Als er een slachtoffer is, is er ook een dader. Als de pester een dader is, doet hij iets wat niet getolereerd mag worden. Gelukkig is er steeds meer aandacht en betere begeleiding voor een slachtoffer van pesten. Maar laten we die pester niet vergeten. Ik ben het eens met de uitspraak dat kinderen nog niet (volledig) verantwoordelijk gehouden kunnen worden voor hun gedrag. Maar wat moeten we dan met die pesters? Als pedagoog gaat mijn interesse bij deze vraag uit naar de omgeving. Opvoeders hebben de taak kinderen te begeleiden in hun morele ontwikkeling, gaat het daar misschien mis?
Opvoeding
Empathie voor elkaar, aandacht voor anderen, vriendelijkheid, behulpzaamheid. Dit zijn deugden die we graag zien in een kind. Dit krijgt je kind helaas niet mee bij geboorte, het zal dit moeten leren. Opvoeders kunnen dit niet aan kinderen leren door ze te vertellen hoe het moet, maar alleen door het voor te doen.
“Mijn zoon doet wel eens mee met pesten volgens mij. Maar dat heb ik liever dan dat hij zelf wordt gepest, dat lijkt me erger”.

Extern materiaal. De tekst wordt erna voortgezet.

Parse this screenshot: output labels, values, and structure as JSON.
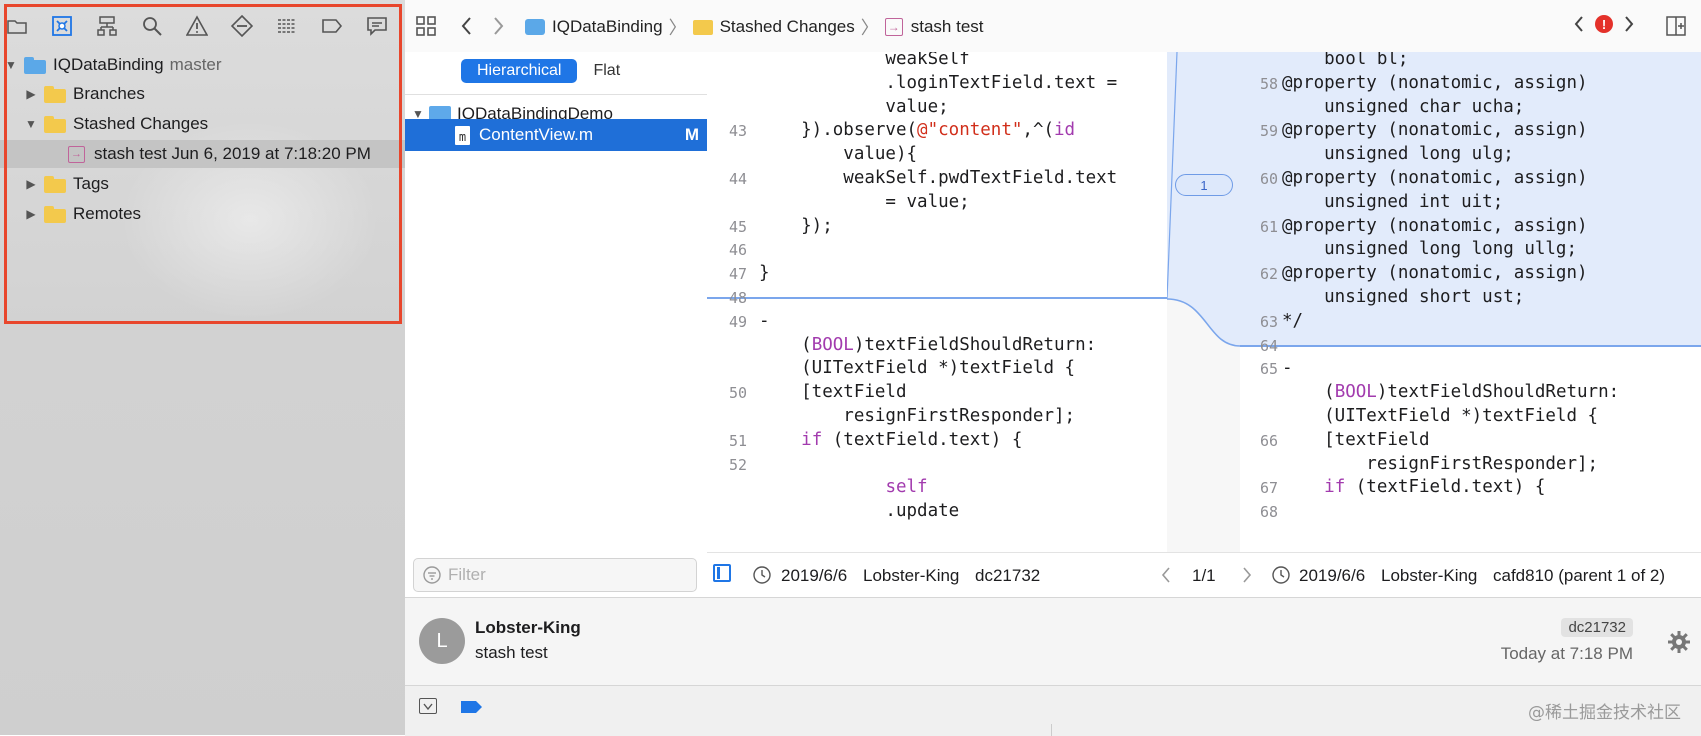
{
  "navigator": {
    "icons": [
      "folder-icon",
      "source-control-icon",
      "hierarchy-icon",
      "search-icon",
      "warning-icon",
      "test-icon",
      "debug-icon",
      "breakpoint-icon",
      "report-icon"
    ],
    "tree": [
      {
        "label": "IQDataBinding",
        "sub": "master",
        "level": 0,
        "expanded": true,
        "kind": "repo"
      },
      {
        "label": "Branches",
        "level": 1,
        "expanded": false,
        "kind": "folder"
      },
      {
        "label": "Stashed Changes",
        "level": 1,
        "expanded": true,
        "kind": "folder"
      },
      {
        "label": "stash test Jun 6, 2019 at 7:18:20 PM",
        "level": 2,
        "kind": "stash",
        "selected": true
      },
      {
        "label": "Tags",
        "level": 1,
        "expanded": false,
        "kind": "folder"
      },
      {
        "label": "Remotes",
        "level": 1,
        "expanded": false,
        "kind": "folder"
      }
    ]
  },
  "toolbar": {
    "breadcrumb": [
      "IQDataBinding",
      "Stashed Changes",
      "stash test"
    ]
  },
  "files": {
    "segments": [
      "Hierarchical",
      "Flat"
    ],
    "folder": "IQDataBindingDemo",
    "file": "ContentView.m",
    "file_status": "M",
    "filter_placeholder": "Filter"
  },
  "diff": {
    "change_count": "1",
    "left_lines": [
      {
        "n": "",
        "code": "            weakSelf"
      },
      {
        "n": "",
        "code": "            .loginTextField.text ="
      },
      {
        "n": "",
        "code": "            value;"
      },
      {
        "n": "43",
        "code": "    }).observe(@\"content\",^(id"
      },
      {
        "n": "",
        "code": "        value){"
      },
      {
        "n": "44",
        "code": "        weakSelf.pwdTextField.text"
      },
      {
        "n": "",
        "code": "            = value;"
      },
      {
        "n": "45",
        "code": "    });"
      },
      {
        "n": "46",
        "code": ""
      },
      {
        "n": "47",
        "code": "}"
      },
      {
        "n": "48",
        "code": ""
      },
      {
        "n": "49",
        "code": "-"
      },
      {
        "n": "",
        "code": "    (BOOL)textFieldShouldReturn:"
      },
      {
        "n": "",
        "code": "    (UITextField *)textField {"
      },
      {
        "n": "50",
        "code": "    [textField"
      },
      {
        "n": "",
        "code": "        resignFirstResponder];"
      },
      {
        "n": "51",
        "code": "    if (textField.text) {"
      },
      {
        "n": "52",
        "code": ""
      },
      {
        "n": "",
        "code": "            self"
      },
      {
        "n": "",
        "code": "            .update"
      }
    ],
    "right_lines": [
      {
        "n": "",
        "code": "    bool bl;"
      },
      {
        "n": "58",
        "code": "@property (nonatomic, assign)"
      },
      {
        "n": "",
        "code": "    unsigned char ucha;"
      },
      {
        "n": "59",
        "code": "@property (nonatomic, assign)"
      },
      {
        "n": "",
        "code": "    unsigned long ulg;"
      },
      {
        "n": "60",
        "code": "@property (nonatomic, assign)"
      },
      {
        "n": "",
        "code": "    unsigned int uit;"
      },
      {
        "n": "61",
        "code": "@property (nonatomic, assign)"
      },
      {
        "n": "",
        "code": "    unsigned long long ullg;"
      },
      {
        "n": "62",
        "code": "@property (nonatomic, assign)"
      },
      {
        "n": "",
        "code": "    unsigned short ust;"
      },
      {
        "n": "63",
        "code": "*/"
      },
      {
        "n": "64",
        "code": ""
      },
      {
        "n": "65",
        "code": "-"
      },
      {
        "n": "",
        "code": "    (BOOL)textFieldShouldReturn:"
      },
      {
        "n": "",
        "code": "    (UITextField *)textField {"
      },
      {
        "n": "66",
        "code": "    [textField"
      },
      {
        "n": "",
        "code": "        resignFirstResponder];"
      },
      {
        "n": "67",
        "code": "    if (textField.text) {"
      },
      {
        "n": "68",
        "code": ""
      }
    ]
  },
  "status": {
    "left_date": "2019/6/6",
    "left_author": "Lobster-King",
    "left_hash": "dc21732",
    "page": "1/1",
    "right_date": "2019/6/6",
    "right_author": "Lobster-King",
    "right_hash": "cafd810 (parent 1 of 2)"
  },
  "commit": {
    "avatar_letter": "L",
    "author": "Lobster-King",
    "message": "stash test",
    "hash": "dc21732",
    "time": "Today at 7:18 PM"
  },
  "watermark": "@稀土掘金技术社区",
  "colors": {
    "accent": "#1f76e6",
    "highlight_box": "#e8462c",
    "keyword": "#a23bae",
    "string": "#d12f1b",
    "diff_bg": "#e2ebfb"
  }
}
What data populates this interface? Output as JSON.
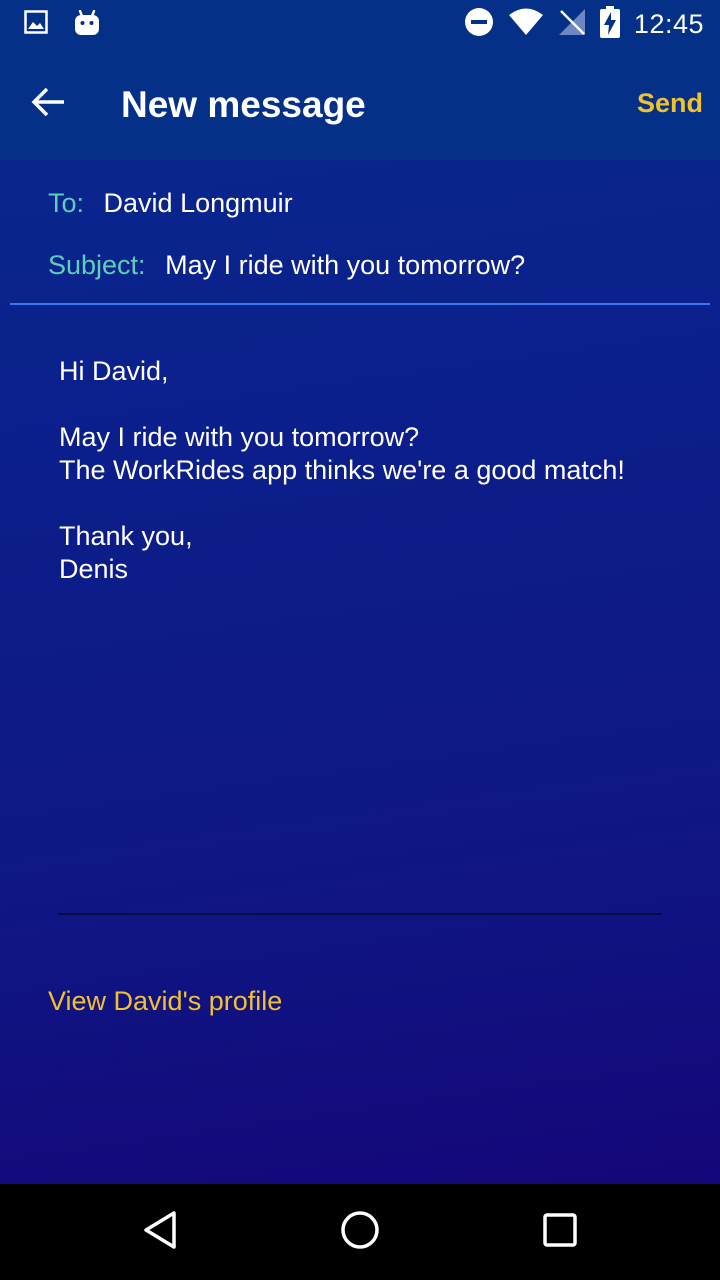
{
  "status_bar": {
    "time": "12:45",
    "left_icons": [
      "image-notification-icon",
      "android-notification-icon"
    ],
    "right_icons": [
      "do-not-disturb-icon",
      "wifi-icon",
      "no-signal-icon",
      "battery-charging-icon"
    ]
  },
  "app_bar": {
    "back_icon": "arrow-left-icon",
    "title": "New message",
    "send_label": "Send"
  },
  "compose": {
    "to_label": "To:",
    "to_value": "David Longmuir",
    "subject_label": "Subject:",
    "subject_value": "May I ride with you tomorrow?"
  },
  "message": {
    "greeting": "Hi David,",
    "line1": "May I ride with you tomorrow?",
    "line2": "The WorkRides app thinks we're a good match!",
    "closing": "Thank you,",
    "signature": "Denis"
  },
  "profile_link": "View David's profile",
  "nav_bar": {
    "icons": [
      "back-triangle-icon",
      "home-circle-icon",
      "recents-square-icon"
    ]
  },
  "colors": {
    "app_bar": "#043087",
    "accent_yellow": "#f2c12e",
    "label_teal": "#5ccfb6",
    "divider_blue": "#2f7cf0"
  }
}
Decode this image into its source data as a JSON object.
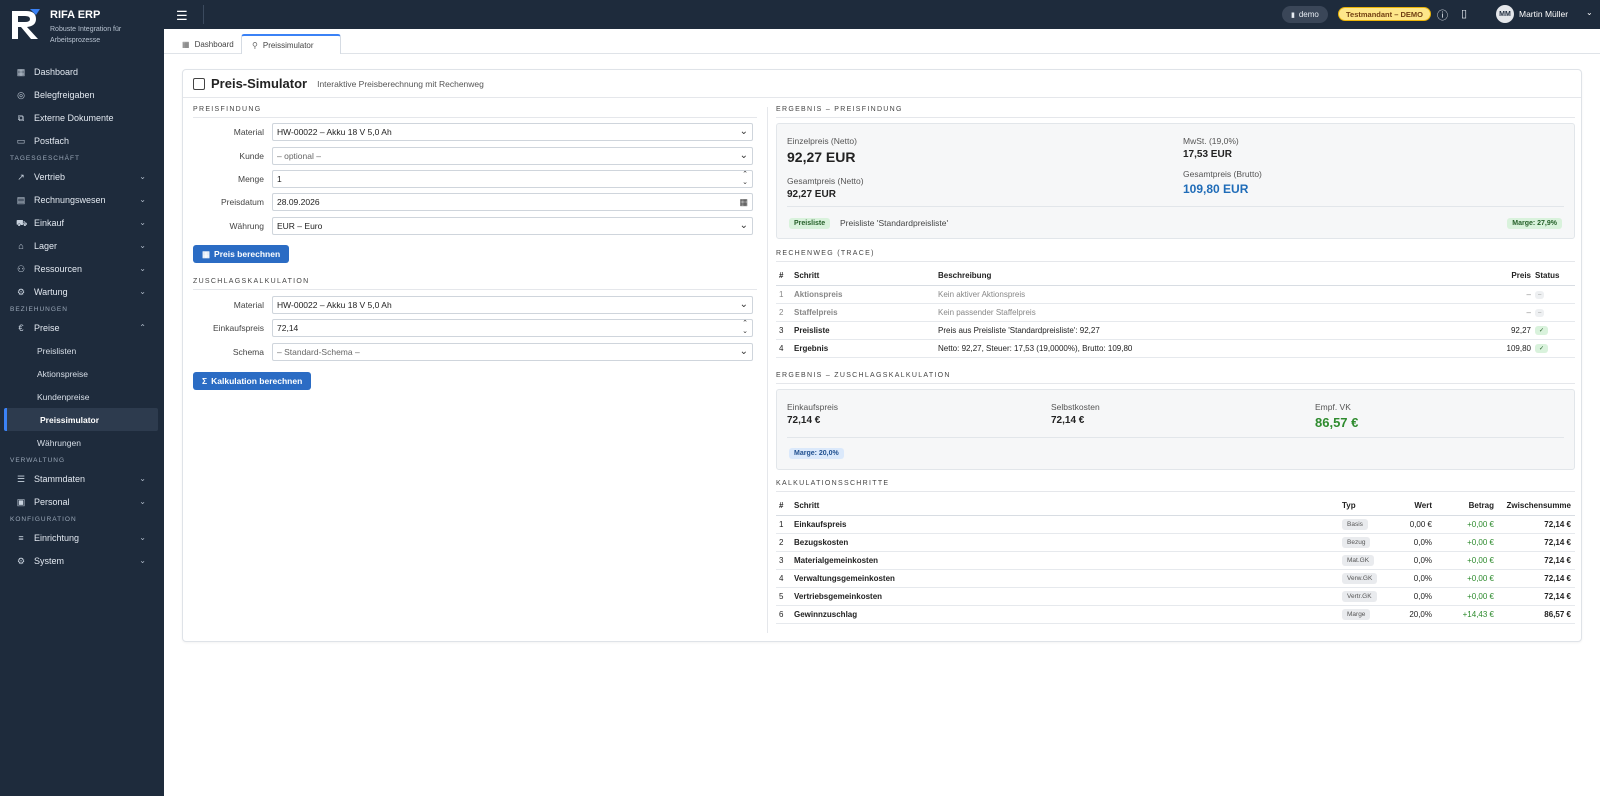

Een uitspraak van een moeder tijdens een themabijeenkomst over pesten. Ik moet dan even diep ademhalen en tot tien tellen voordat ik vriendelijk kan antwoorden. Wat ik dan eigenlijk wil zeggen, of eigenlijk uitroepen, is Nee Nee Nee. Dit is een korte termijn visie van deze moeder. Leuk dat uw kind niet wordt gepest maar beseft u wel wat een nare volwassene uw kind wordt op deze manier?!
Als thuis aan tafel door de opvoeders wordt gesproken (niet verzonnen) over die lul van een collega, die bitch van een juf en die sukkel van een klasgenootje, leert een kind dat het ok is om negatief over anderen te oordelen. Hoe kan een kind respect hebben voor een klasgenoot of een leerkracht als het niet heeft geleerd hoe dit moet?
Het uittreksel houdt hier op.